Scientists have created hollow spheres of cells that resemble human embryos in their earliest stages of development. The artificial embryos, called "blastoids," could allow scientists to study early human development, infertility and pregnancy loss without experimenting on actual embryos.
Two separate research groups created these model embryos using different methods, and each published their results March 17 in the journal Nature Portfolio.
One research group (opens in new tab) started with adult human skin cells, which they genetically reprogrammed to resemble embryonic cells, according to a statement. The researchers then grew these modified cells over a 3D scaffold that guided them into a spherical shape. The resulting structure closely mimicked a human blastocyst, a structure that typically contains a few hundred cells and forms roughly four days after a sperm cell fertilizes an egg and later implants in the uterine wall, Nature News reported (opens in new tab).
The second research group (opens in new tab) began with human stem cells, including both embryonic stem cells and stem cells derived from adult skin tissue, known as "induced pluripotent stem cells," Nature News reported. The team treated the stem cells with specific chemicals known as growth factors to coax them into the shape of a blastocyst.
Related: Inside life science: Once upon a stem cell
Both teams demonstrated that their homemade blastocysts behaved similarly to real ones, in that they formed as hollow spheres and contained three distinct cell types that eventually form different parts of the body, as blastocysts do, Nature reported. Additionally, the spheres could "implant" into a plastic sheet, which stood in for the human uterine wall.
Despite these similarities, neither model perfectly recreates a human embryo, and based on evidence from similar mouse models, the spheres likely cannot develop beyond the blastocyst stage. Evidence suggests that, when implanted in a mouse uterus, mouse blastoids fail to properly differentiate into additional cell types, potentially because of how their gene expression differs from true blastocysts, according to a 2019 report in the journal Developmental Cell.
"I would consider this as a major advance in the field," Jianping Fu, a professor of mechanical engineering at the University of Michigan, Ann Arbor, told NPR. "This is really the first complete model of a human embryo."
"With this technique, we can make hundreds of these structures. So this will allow us to scale up our understanding of very early human development," José Polo, a developmental biologist at Monash University in Australia and the senior author of the first study, told NPR. "We think this will be very important."

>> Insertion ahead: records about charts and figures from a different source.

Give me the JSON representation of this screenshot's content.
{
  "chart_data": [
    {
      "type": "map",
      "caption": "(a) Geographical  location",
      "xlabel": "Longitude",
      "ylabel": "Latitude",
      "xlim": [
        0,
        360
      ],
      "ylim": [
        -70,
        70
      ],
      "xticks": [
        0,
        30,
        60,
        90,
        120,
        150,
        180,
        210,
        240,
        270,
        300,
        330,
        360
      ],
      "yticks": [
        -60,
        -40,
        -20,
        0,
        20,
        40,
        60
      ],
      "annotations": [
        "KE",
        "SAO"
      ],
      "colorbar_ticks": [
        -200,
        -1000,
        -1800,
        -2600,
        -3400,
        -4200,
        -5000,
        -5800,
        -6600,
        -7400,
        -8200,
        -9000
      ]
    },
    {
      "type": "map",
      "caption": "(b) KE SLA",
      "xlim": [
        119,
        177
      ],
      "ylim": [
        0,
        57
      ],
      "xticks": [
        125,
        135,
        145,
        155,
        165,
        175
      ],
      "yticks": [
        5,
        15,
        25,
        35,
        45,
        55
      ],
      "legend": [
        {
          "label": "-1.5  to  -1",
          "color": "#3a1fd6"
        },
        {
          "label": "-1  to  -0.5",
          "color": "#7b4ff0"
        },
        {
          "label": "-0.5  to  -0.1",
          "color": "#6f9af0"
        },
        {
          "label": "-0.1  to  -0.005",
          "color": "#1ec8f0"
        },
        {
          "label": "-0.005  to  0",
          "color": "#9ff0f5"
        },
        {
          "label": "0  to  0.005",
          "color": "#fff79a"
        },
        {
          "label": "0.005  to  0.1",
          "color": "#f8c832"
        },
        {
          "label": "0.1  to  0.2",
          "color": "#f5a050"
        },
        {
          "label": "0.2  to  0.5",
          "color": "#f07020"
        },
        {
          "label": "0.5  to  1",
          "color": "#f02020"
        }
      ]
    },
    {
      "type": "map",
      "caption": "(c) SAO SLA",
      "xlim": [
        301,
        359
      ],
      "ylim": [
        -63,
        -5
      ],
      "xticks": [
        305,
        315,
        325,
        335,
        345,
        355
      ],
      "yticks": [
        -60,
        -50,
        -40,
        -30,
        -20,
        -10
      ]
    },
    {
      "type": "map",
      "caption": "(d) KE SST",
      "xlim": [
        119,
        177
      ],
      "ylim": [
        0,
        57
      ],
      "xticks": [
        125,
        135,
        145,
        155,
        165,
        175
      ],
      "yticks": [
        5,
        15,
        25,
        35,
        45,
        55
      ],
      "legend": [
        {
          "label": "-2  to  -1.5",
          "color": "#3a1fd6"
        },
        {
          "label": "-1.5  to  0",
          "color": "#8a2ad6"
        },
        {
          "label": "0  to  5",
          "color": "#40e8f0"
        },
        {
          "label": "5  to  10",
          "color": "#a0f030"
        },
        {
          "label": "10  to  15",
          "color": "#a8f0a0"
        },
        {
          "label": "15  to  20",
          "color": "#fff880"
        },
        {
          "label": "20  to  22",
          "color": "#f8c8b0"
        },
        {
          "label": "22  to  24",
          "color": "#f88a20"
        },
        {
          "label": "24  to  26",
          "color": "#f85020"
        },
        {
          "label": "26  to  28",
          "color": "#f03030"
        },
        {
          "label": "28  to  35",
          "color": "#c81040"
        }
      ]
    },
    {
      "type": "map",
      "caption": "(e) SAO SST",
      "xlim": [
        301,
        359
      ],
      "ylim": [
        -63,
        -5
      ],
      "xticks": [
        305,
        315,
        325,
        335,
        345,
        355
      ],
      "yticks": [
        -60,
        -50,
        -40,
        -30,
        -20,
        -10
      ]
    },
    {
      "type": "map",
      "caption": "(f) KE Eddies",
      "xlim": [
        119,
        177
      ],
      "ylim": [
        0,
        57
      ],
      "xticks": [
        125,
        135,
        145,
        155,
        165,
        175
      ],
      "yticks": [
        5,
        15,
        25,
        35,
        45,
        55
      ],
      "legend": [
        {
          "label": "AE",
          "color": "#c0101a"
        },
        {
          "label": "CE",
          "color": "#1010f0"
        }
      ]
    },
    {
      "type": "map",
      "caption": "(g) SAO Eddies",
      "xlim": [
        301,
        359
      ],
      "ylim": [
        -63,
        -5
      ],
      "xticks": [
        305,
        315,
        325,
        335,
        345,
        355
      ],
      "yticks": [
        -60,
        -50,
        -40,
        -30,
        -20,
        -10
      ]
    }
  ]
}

However, the experiments do raise some serious ethical questions.
"I'm sure it makes anyone who is morally serious nervous when people start creating structures in a petri dish that are this close to being early human beings," Daniel Sulmasy, a bioethicist at Georgetown University, told NPR. "The more they press the envelope, the more nervous I think anybody would get that people are trying to sort of create human beings in a test tube."
As of now, the International Society for Stem Cell Research (ISSCR) has a guideline that places time limits on human embryo experiments in the lab, capping them at 14 days, Nature reported. This cap is intended to stop the embryo from maturing past a point where its cells begin differentiating into complex structures; in human pregnancy, the implanted blastocyst would form a "primitive streak" by Day 14, which is a mark that signals a shift to this differentiation. Both research teams abided by this rule in the new blastoid experiments.
The ISSCR plans to issue updated guidelines on embryo-like structures, such as these blastoids, in May 2021, according to Nature.
In a report published in February 2020, the society stated that such models "would have great potential benefits for understanding early human development, for biomedical science, and for reducing the use of animals and human embryos in research. However, guidelines for the ethical conduct of this line of work are at present not well defined," according to the Monash University statement.
Meanwhile, the U.S. National Institutes of Health (NIH) "will continue to consider applications on a case-by-case basis," according to a statement posted March 11 by Carrie Wolinetz, the NIH director of science policy.